Wednesday 22nd June is National Windrush Day when we celebrate the outstanding contribution of Caribbean people to the UK, making the NHS what it is to this day.
The ship ‘Empire Windrush’ arrived in the UK from Jamaica in June 1948, bringing the first wave of Caribbean migrants who had responded to an invitation to fill labour shortages and support the post war efforts to restore Britain.
The NHS, which was also established in 1948, became a major employer of the new arrivals.
In 2018 a national day was established to recognise the enormous contribution of this generation both then and now, and to commemorate and honour the enormous sacrifice and efforts of those who made that first journey to Britain.
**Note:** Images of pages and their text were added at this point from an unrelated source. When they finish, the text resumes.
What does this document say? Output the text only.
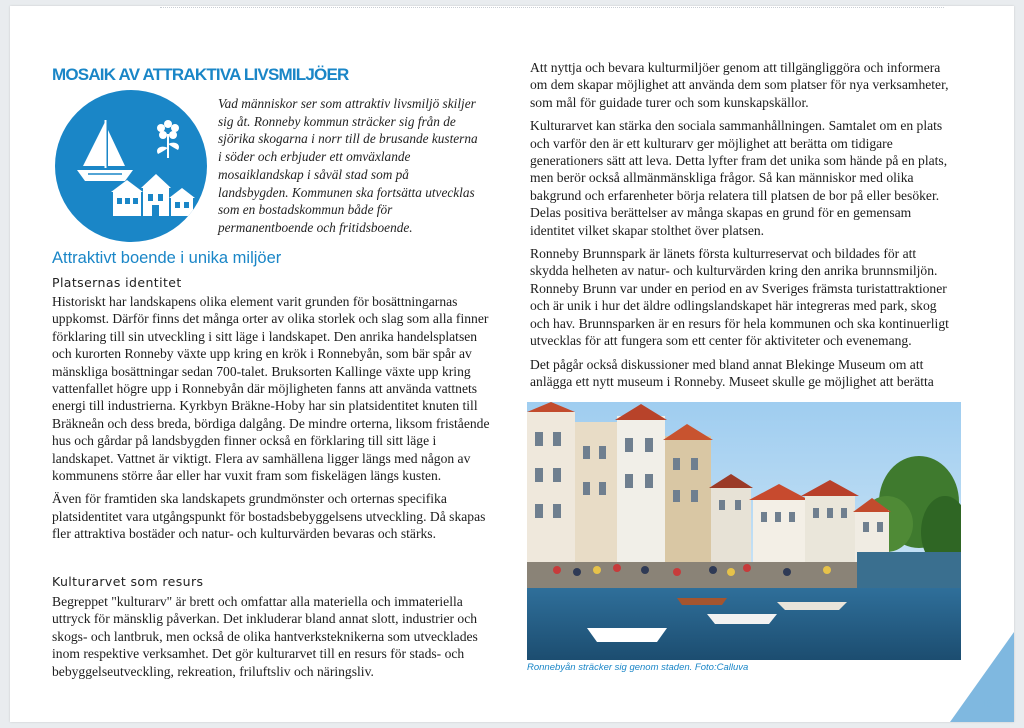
MOSAIK AV ATTRAKTIVA LIVSMILJÖER
Vad människor ser som attraktiv livsmiljö skiljer sig åt. Ronneby kommun sträcker sig från de sjörika skogarna i norr till de brusande kusterna i söder och erbjuder ett omväxlande mosaiklandskap i såväl stad som på landsbygden. Kommunen ska fortsätta utvecklas som en bostadskommun både för permanentboende och fritidsboende.
Attraktivt boende i unika miljöer
Platsernas identitet

Historiskt har landskapens olika element varit grunden för bosättningarnas uppkomst. Därför finns det många orter av olika storlek och slag som alla finner förklaring till sin utveckling i sitt läge i landskapet. Den anrika handelsplatsen och kurorten Ronneby växte upp kring en krök i Ronnebyån, som bär spår av mänskliga bosättningar sedan 700-talet. Bruksorten Kallinge växte upp kring vattenfallet högre upp i Ronnebyån där möjligheten fanns att använda vattnets energi till industrierna. Kyrkbyn Bräkne-Hoby har sin platsidentitet knuten till Bräkneån och dess breda, bördiga dalgång. De mindre orterna, liksom fristående hus och gårdar på landsbygden finner också en förklaring till sitt läge i landskapet. Vattnet är viktigt. Flera av samhällena ligger längs med någon av kommunens större åar eller har vuxit fram som fiskelägen längs kusten.

Även för framtiden ska landskapets grundmönster och orternas specifika platsidentitet vara utgångspunkt för bostadsbebyggelsens utveckling. Då skapas fler attraktiva bostäder och natur- och kulturvärden bevaras och stärks.

Kulturarvet som resurs

Begreppet "kulturarv" är brett och omfattar alla materiella och immateriella uttryck för mänsklig påverkan. Det inkluderar bland annat slott, industrier och skogs- och lantbruk, men också de olika hantverksteknikerna som utvecklades inom respektive verksamhet. Det gör kulturarvet till en resurs för stads- och bebyggelseutveckling, rekreation, friluftsliv och näringsliv.

Att nyttja och bevara kulturmiljöer genom att tillgängliggöra och informera om dem skapar möjlighet att använda dem som platser för nya verksamheter, som mål för guidade turer och som kunskapskällor.

Kulturarvet kan stärka den sociala sammanhållningen. Samtalet om en plats och varför den är ett kulturarv ger möjlighet att berätta om tidigare generationers sätt att leva. Detta lyfter fram det unika som hände på en plats, men berör också allmänmänskliga frågor. Så kan människor med olika bakgrund och erfarenheter börja relatera till platsen de bor på eller besöker. Delas positiva berättelser av många skapas en grund för en gemensam identitet vilket skapar stolthet över platsen.

Ronneby Brunnspark är länets första kulturreservat och bildades för att skydda helheten av natur- och kulturvärden kring den anrika brunnsmiljön. Ronneby Brunn var under en period en av Sveriges främsta turistattraktioner och är unik i hur det äldre odlingslandskapet här integreras med park, skog och hav. Brunnsparken är en resurs för hela kommunen och ska kontinuerligt utvecklas för att fungera som ett center för aktiviteter och evenemang.

Det pågår också diskussioner med bland annat Blekinge Museum om att anlägga ett nytt museum i Ronneby. Museet skulle ge möjlighet att berätta

Ronnebyån sträcker sig genom staden. Foto:Calluva
15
People of Caribbean heritage continue to make up a significant proportion of today’s workforce and their legacy is firmly rooted in the NHS. We celebrate and give thanks to our many colleagues who are descendants from the Windrush Generation.
Tim Brown, Diversity and Inclusion Practitioner at Lancashire Teaching Hospital, said: "The Windrush Generation have left an incredible positive legacy of diversity in the NHS.
"Here at Lancashire Teaching Hospitals, we're proud to have a workforce that reflects the diversity of the local community that we serve. We employ committed, highly skilled workers from a wide range of ethnic and cultural backgrounds.
“Our workforce is integral to achieving our vision of providing Excellent Care with Compassion.”